Dans les années 1990, les féministes bulgares ont milité pour que le terme bulgare actuel pour “genre” (род) soit utilisé en lieu et place de sa transcription anglaise, mais il semble que cette dernière, avec sa connotation dévalorisante, ait pris racine dans les médias et l'ensemble de la société. Le terme transcrit figure même dans l'entrée sur le “genre” de la page en bulgare de Wikipédia.

De fait, l'usage du vocable dans ce sens reflète l'homophobie et la transphobie grandissantes en Bulgarie tout comme la forte dégradation de la situation en matière de traitement des personnes LGBTQ+ et plus largement du respect des droits humains dans le pays – dont sont à l'origine les formations nationalistes qui ont rejoint la coalition au pouvoir en 2017. Depuis lors, le Premier ministre Boyko Borissov [fr] du parti de centre-droit GERB fait ami-ami avec trois partis nationalistes d'extrême-droite qui se qualifient eux-mêmes de Patriotes unis [fr]. Leur programme mêle conservatisme social et national, populisme d'extrême-droite, euroscepticisme, antimondialisme, islamophobie et russophilie.

Selon un article paru sur Pras Pres, des caricatures anti-gay ont été présentées au cours de la 44ème exposition nationale de caricatures qui a démarré le 1er avril dans la capitale Sofia. Ce même mois, des responsables du parti socialiste bulgare et du parti de droite VMRO BND (membre des Patriotes unis) ont tenté de faire interdire une exposition photo intitulée “Balkan Pride” [Fierté des Balkans] dans la ville de Plovdiv, qui accueille au même titre que Matera en Italie l'édition 2019 de la capitale européenne de la culture. Ils ont demandé au conseil municipal de licencier Svetlana Kuyumdjieva, directrice artistique de la fondation publique à l'initiative du festival, mais n'y sont pas parvenus. Le 8 avril, elle a annoncé lors d'un entretien télévisé que l'exposition aurait bien lieu comme prévu.

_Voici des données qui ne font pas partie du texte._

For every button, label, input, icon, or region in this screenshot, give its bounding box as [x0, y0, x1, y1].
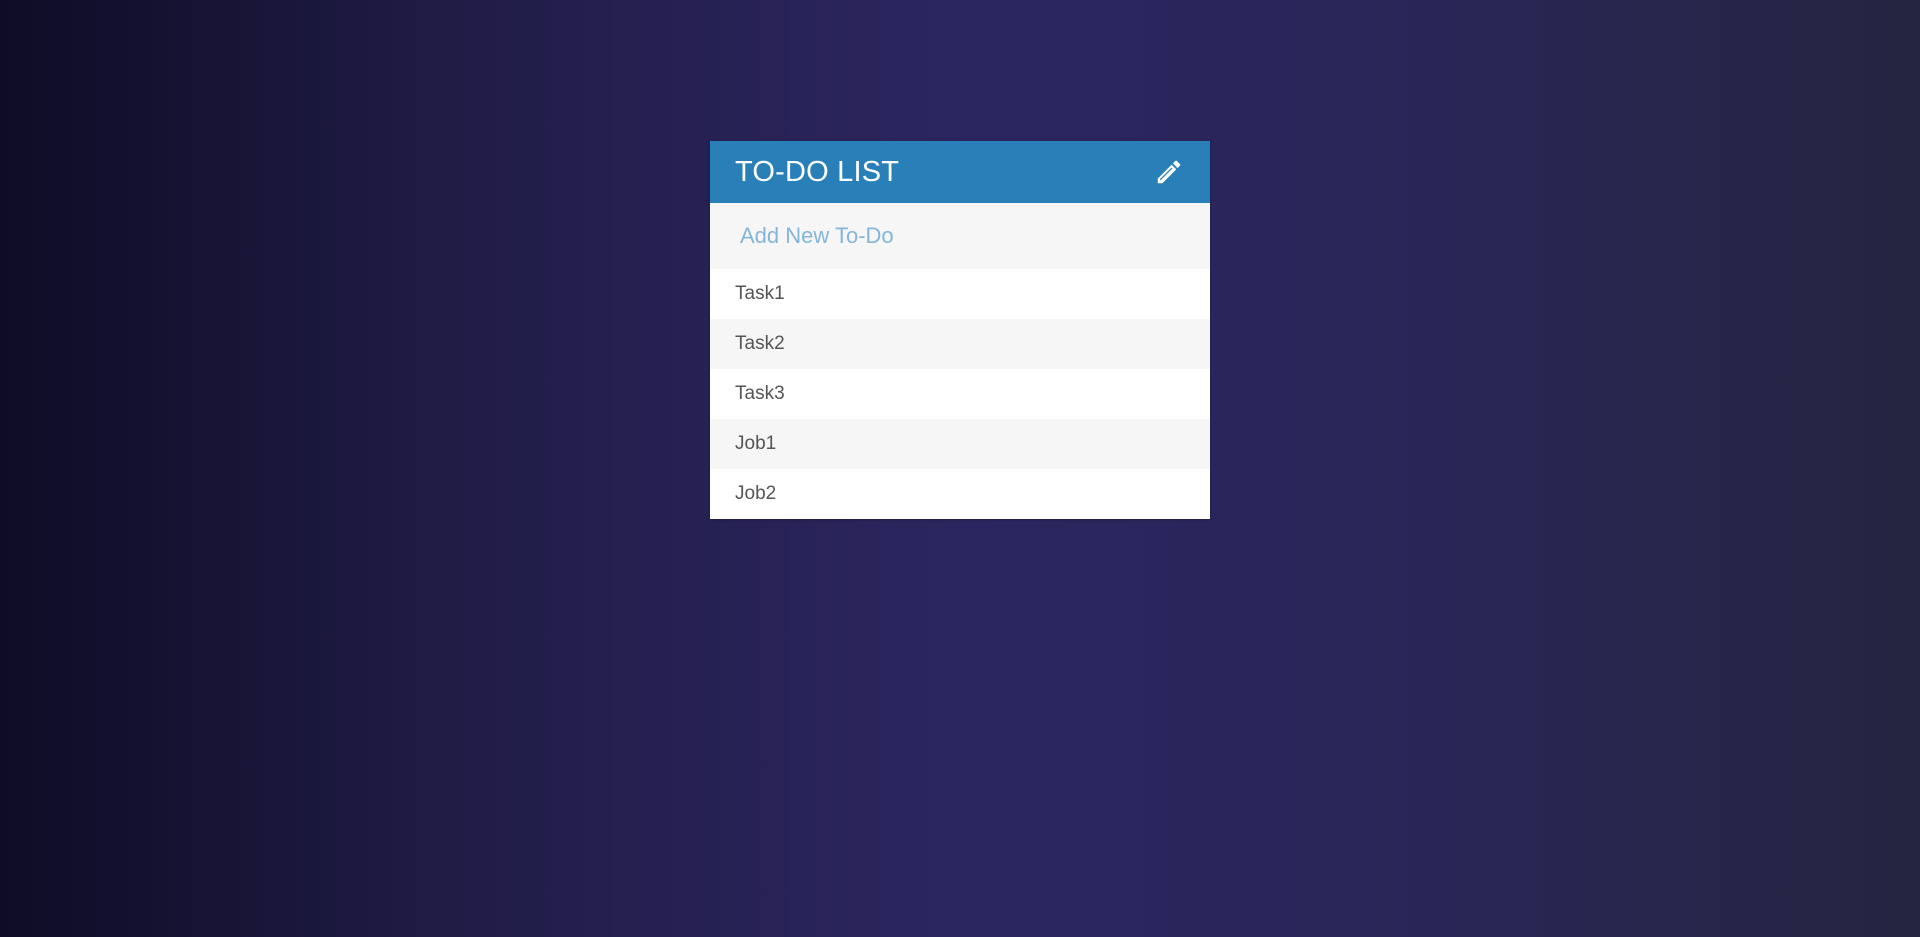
list-item-job1[interactable]: Job1 — [710, 419, 1210, 469]
pencil-icon — [1157, 160, 1181, 184]
list-item-task2[interactable]: Task2 — [710, 319, 1210, 369]
list-item-task1[interactable]: Task1 — [710, 269, 1210, 319]
edit-toggle-button[interactable] — [1152, 155, 1186, 189]
todo-list: Task1 Task2 Task3 Job1 Job2 — [710, 269, 1210, 519]
todo-card: TO-DO LIST Task1 Task2 Task3 Job1 Job2 — [710, 141, 1210, 519]
todo-header: TO-DO LIST — [710, 141, 1210, 203]
add-todo-input[interactable] — [710, 203, 1210, 269]
page-title: TO-DO LIST — [735, 155, 900, 188]
list-item-job2[interactable]: Job2 — [710, 469, 1210, 519]
list-item-task3[interactable]: Task3 — [710, 369, 1210, 419]
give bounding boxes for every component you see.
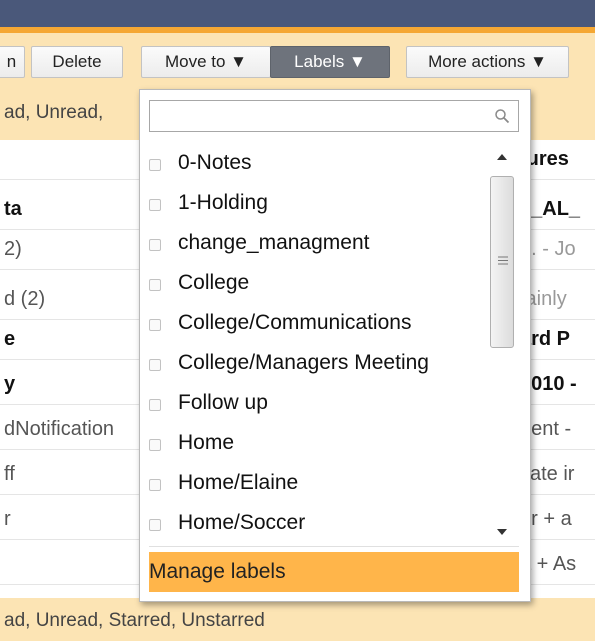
scroll-up-arrow-icon[interactable]	[494, 151, 510, 163]
label-checkbox[interactable]	[149, 479, 161, 491]
label-checkbox[interactable]	[149, 159, 161, 171]
label-item[interactable]: College/Communications	[149, 305, 489, 345]
label-checkbox[interactable]	[149, 519, 161, 531]
label-item-text: 1-Holding	[178, 191, 268, 214]
label-item-text: change_managment	[178, 231, 370, 254]
partial-button[interactable]: n	[0, 46, 25, 78]
label-item[interactable]: Follow up	[149, 385, 489, 425]
menu-divider	[149, 546, 519, 547]
label-checkbox[interactable]	[149, 199, 161, 211]
move-to-button[interactable]: Move to ▼	[141, 46, 271, 78]
label-item-text: Home	[178, 431, 235, 454]
label-item-text: College/Managers Meeting	[178, 351, 429, 374]
label-list-scrollbar[interactable]	[488, 140, 518, 540]
label-item[interactable]: Home	[149, 425, 489, 465]
label-checkbox[interactable]	[149, 439, 161, 451]
label-checkbox[interactable]	[149, 359, 161, 371]
label-checkbox[interactable]	[149, 239, 161, 251]
label-item[interactable]: College	[149, 265, 489, 305]
row-sender: r	[4, 508, 11, 530]
label-item-text: Home/Elaine	[178, 471, 299, 494]
action-toolbar: n Delete Move to ▼ Labels ▼ More actions…	[0, 33, 595, 90]
label-search-input[interactable]	[154, 104, 484, 128]
label-item[interactable]: Home/Soccer	[149, 505, 489, 545]
label-item-text: College	[178, 271, 250, 294]
scroll-thumb[interactable]	[490, 176, 514, 348]
select-links-bottom: ad, Unread, Starred, Unstarred	[0, 598, 595, 641]
label-item[interactable]: change_managment	[149, 225, 489, 265]
manage-labels-item[interactable]: Manage labels	[149, 552, 519, 592]
grip-icon	[498, 256, 508, 265]
row-sender: y	[4, 373, 16, 395]
more-actions-button[interactable]: More actions ▼	[406, 46, 569, 78]
labels-dropdown-menu: 0-Notes 1-Holding change_managment Colle…	[139, 89, 531, 602]
labels-button[interactable]: Labels ▼	[270, 46, 390, 78]
label-item-text: 0-Notes	[178, 151, 252, 174]
label-search-box	[149, 100, 519, 132]
label-item-text: Home/Soccer	[178, 511, 306, 534]
top-header-bar	[0, 0, 595, 27]
row-sender: 2)	[4, 238, 22, 260]
label-item[interactable]: 0-Notes	[149, 145, 489, 185]
label-checkbox[interactable]	[149, 319, 161, 331]
label-item-text: Follow up	[178, 391, 268, 414]
label-checkbox[interactable]	[149, 399, 161, 411]
select-links-text[interactable]: ad, Unread, Starred, Unstarred	[4, 610, 265, 632]
row-sender: ff	[4, 463, 15, 485]
scroll-down-arrow-icon[interactable]	[494, 526, 510, 538]
label-item[interactable]: College/Managers Meeting	[149, 345, 489, 385]
search-icon	[495, 109, 510, 124]
label-item[interactable]: Home/Elaine	[149, 465, 489, 505]
row-sender: e	[4, 328, 16, 350]
row-sender: dNotification	[4, 418, 115, 440]
row-sender: ta	[4, 198, 22, 220]
row-sender: d (2)	[4, 288, 46, 310]
select-links-text[interactable]: ad, Unread,	[4, 102, 103, 124]
label-item[interactable]: 1-Holding	[149, 185, 489, 225]
label-item-text: College/Communications	[178, 311, 412, 334]
delete-button[interactable]: Delete	[31, 46, 123, 78]
label-checkbox[interactable]	[149, 279, 161, 291]
manage-labels-text: Manage labels	[149, 560, 286, 583]
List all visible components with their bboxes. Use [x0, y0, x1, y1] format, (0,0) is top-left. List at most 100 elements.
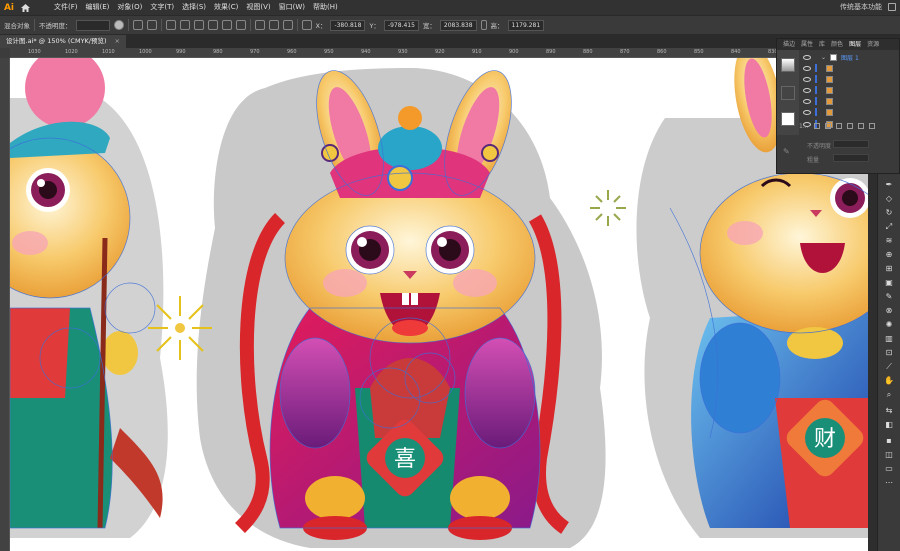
hand-icon[interactable]: ✋	[884, 376, 894, 386]
color-mode-icon[interactable]: ▪	[884, 436, 894, 446]
chevron-down-icon[interactable]: ⌄	[821, 54, 826, 61]
workspace-icon[interactable]	[888, 3, 896, 11]
x-field[interactable]: -380.818	[330, 19, 366, 31]
ruler-tick-label: 940	[361, 49, 371, 55]
menu-item[interactable]: 选择(S)	[178, 0, 210, 15]
panel-tab[interactable]: 属性	[798, 39, 816, 50]
y-field[interactable]: -978.415	[383, 19, 419, 31]
draw-mode-icon[interactable]: ◫	[884, 450, 894, 460]
ruler-corner[interactable]	[0, 48, 10, 58]
eraser-icon[interactable]: ◇	[884, 194, 894, 204]
reference-point-icon[interactable]	[301, 20, 312, 30]
distribute-icon[interactable]	[268, 20, 279, 30]
export-icon[interactable]	[813, 123, 820, 129]
eyedropper-icon[interactable]: ✎	[884, 292, 894, 302]
ruler-tick-label: 1030	[28, 49, 41, 55]
perspective-icon[interactable]: ⊞	[884, 264, 894, 274]
layer-row[interactable]: ⌄ 图层 1	[777, 52, 900, 62]
fill-stroke-icon[interactable]: ◧	[884, 420, 894, 430]
panel-tab[interactable]: 描边	[780, 39, 798, 50]
menu-item[interactable]: 窗口(W)	[275, 0, 309, 15]
blend-icon[interactable]: ⊗	[884, 306, 894, 316]
gradient-icon[interactable]: ▣	[884, 278, 894, 288]
divider	[249, 19, 251, 31]
screen-mode-icon[interactable]: ▭	[884, 464, 894, 474]
layer-count: 1...	[799, 122, 809, 130]
menu-item[interactable]: 效果(C)	[210, 0, 242, 15]
align-center-icon[interactable]	[179, 20, 190, 30]
eye-icon[interactable]	[803, 54, 811, 60]
panel-tab[interactable]: 图层	[846, 39, 864, 50]
slice-icon[interactable]: ⟋	[884, 362, 894, 372]
artboard-canvas[interactable]: 喜 财	[10, 58, 868, 551]
opacity-label: 不透明度	[807, 143, 832, 150]
panel-tab[interactable]: 资源	[864, 39, 882, 50]
link-icon[interactable]	[480, 20, 487, 30]
menu-item[interactable]: 文字(T)	[146, 0, 178, 15]
artboard-icon[interactable]: ⊡	[884, 348, 894, 358]
layer-color-bar	[815, 97, 817, 105]
medallion-character-cai: 财	[814, 427, 836, 452]
graph-icon[interactable]: ▥	[884, 334, 894, 344]
menu-item[interactable]: 帮助(H)	[309, 0, 342, 15]
align-middle-icon[interactable]	[221, 20, 232, 30]
sublayer-row[interactable]	[777, 85, 900, 95]
symbol-sprayer-icon[interactable]: ✺	[884, 320, 894, 330]
stroke-field[interactable]	[833, 154, 869, 162]
sublayer-row[interactable]	[777, 74, 900, 84]
align-bottom-icon[interactable]	[235, 20, 246, 30]
swap-colors-icon[interactable]: ⇆	[884, 406, 894, 416]
eyedropper-icon[interactable]: ✎	[783, 147, 790, 156]
eye-icon[interactable]	[803, 65, 811, 71]
menu-item[interactable]: 对象(O)	[113, 0, 146, 15]
horizontal-ruler[interactable]: 1030 1020 1010 1000 990 980 970 960 950 940 930 920…	[10, 48, 776, 58]
eye-icon[interactable]	[803, 87, 811, 93]
search-icon[interactable]	[824, 123, 831, 129]
more-tools-icon[interactable]: ⋯	[884, 478, 894, 488]
zoom-icon[interactable]: ⌕	[884, 390, 894, 400]
new-layer-icon[interactable]	[857, 123, 864, 129]
tools-panel: ✒ ◇ ↻ ⤢ ≋ ⊕ ⊞ ▣ ✎ ⊗ ✺ ▥ ⊡ ⟋ ✋ ⌕ ⇆ ◧ ▪ ◫ …	[877, 174, 900, 551]
panel-tab[interactable]: 颜色	[828, 39, 846, 50]
height-field[interactable]: 1179.281	[507, 19, 545, 31]
vertical-ruler[interactable]	[0, 58, 10, 551]
new-sublayer-icon[interactable]	[846, 123, 853, 129]
workspace-switcher[interactable]: 传统基本功能	[840, 0, 882, 15]
recolor-icon[interactable]	[113, 20, 124, 30]
ruler-tick-label: 900	[509, 49, 519, 55]
eye-icon[interactable]	[803, 76, 811, 82]
distribute-icon[interactable]	[254, 20, 265, 30]
clip-icon[interactable]	[835, 123, 842, 129]
menu-item[interactable]: 文件(F)	[50, 0, 82, 15]
panel-tab[interactable]: 库	[816, 39, 828, 50]
warp-icon[interactable]: ≋	[884, 236, 894, 246]
close-tab-icon[interactable]: ×	[115, 37, 120, 45]
menu-items: 文件(F) 编辑(E) 对象(O) 文字(T) 选择(S) 效果(C) 视图(V) 窗口(W)…	[50, 0, 342, 15]
align-right-icon[interactable]	[193, 20, 204, 30]
document-tab[interactable]: 设计图.ai* @ 150% (CMYK/预览) ×	[0, 35, 126, 48]
grid-icon[interactable]	[132, 20, 143, 30]
ruler-tick-label: 980	[213, 49, 223, 55]
sublayer-row[interactable]	[777, 63, 900, 73]
sublayer-row[interactable]	[777, 96, 900, 106]
rotate-icon[interactable]: ↻	[884, 208, 894, 218]
menu-item[interactable]: 视图(V)	[242, 0, 274, 15]
menu-item[interactable]: 编辑(E)	[82, 0, 114, 15]
sublayer-thumbnail	[826, 75, 833, 83]
scale-icon[interactable]: ⤢	[884, 222, 894, 232]
eye-icon[interactable]	[803, 109, 811, 115]
sublayer-row[interactable]	[777, 107, 900, 117]
layer-name[interactable]: 图层 1	[841, 53, 859, 62]
grid-icon[interactable]	[146, 20, 157, 30]
opacity-field[interactable]	[833, 140, 869, 148]
eye-icon[interactable]	[803, 98, 811, 104]
trash-icon[interactable]	[868, 123, 875, 129]
align-top-icon[interactable]	[207, 20, 218, 30]
width-field[interactable]: 2083.838	[439, 19, 477, 31]
align-left-icon[interactable]	[165, 20, 176, 30]
pen-icon[interactable]: ✒	[884, 180, 894, 190]
home-icon[interactable]	[18, 0, 32, 15]
shape-builder-icon[interactable]: ⊕	[884, 250, 894, 260]
distribute-icon[interactable]	[282, 20, 293, 30]
opacity-field[interactable]	[75, 19, 110, 31]
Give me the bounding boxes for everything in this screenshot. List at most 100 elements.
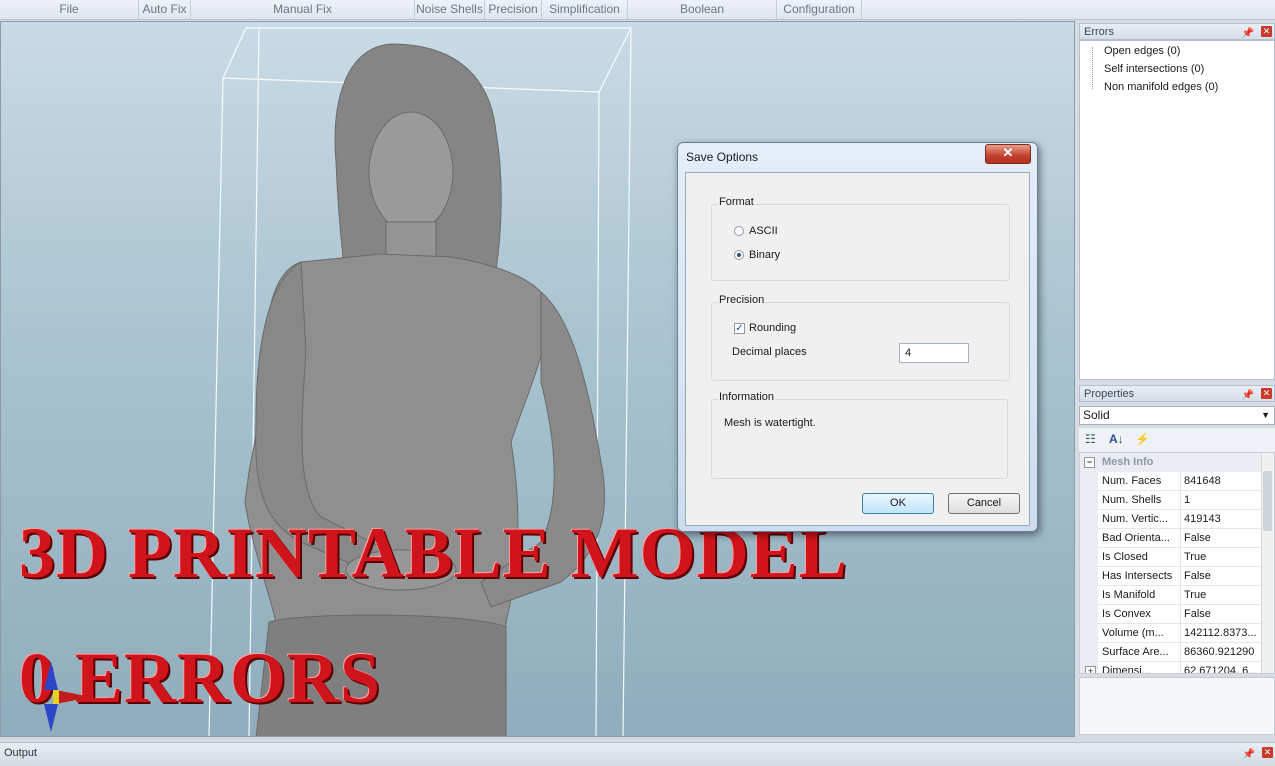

Mais ce qui est peut-être le plus représentatif de l'homophobie croissante en Bulgarie est le refus du pays d'inscrire dans son droit les principes de la convention d'Istanbul. La Convention d'Istanbul [fr] est la “Convention du Conseil de l'Europe sur la prévention et la lutte contre la violence à l'égard des femmes et la violence domestique” et elle a été signée en 2011 par 46 États européens, dont la Bulgarie. Dans un arrêt rendu en 2018, la Cour constitutionnelle bulgare a décidé par 8 voix contre 4 que les principes de la Convention étaient inconstitutionnels car sa définition du mot “genre” comme d'une construction sociale “relativise la frontière entre les deux sexes – masculin et féminin – en tant que biologiquement déterminée.”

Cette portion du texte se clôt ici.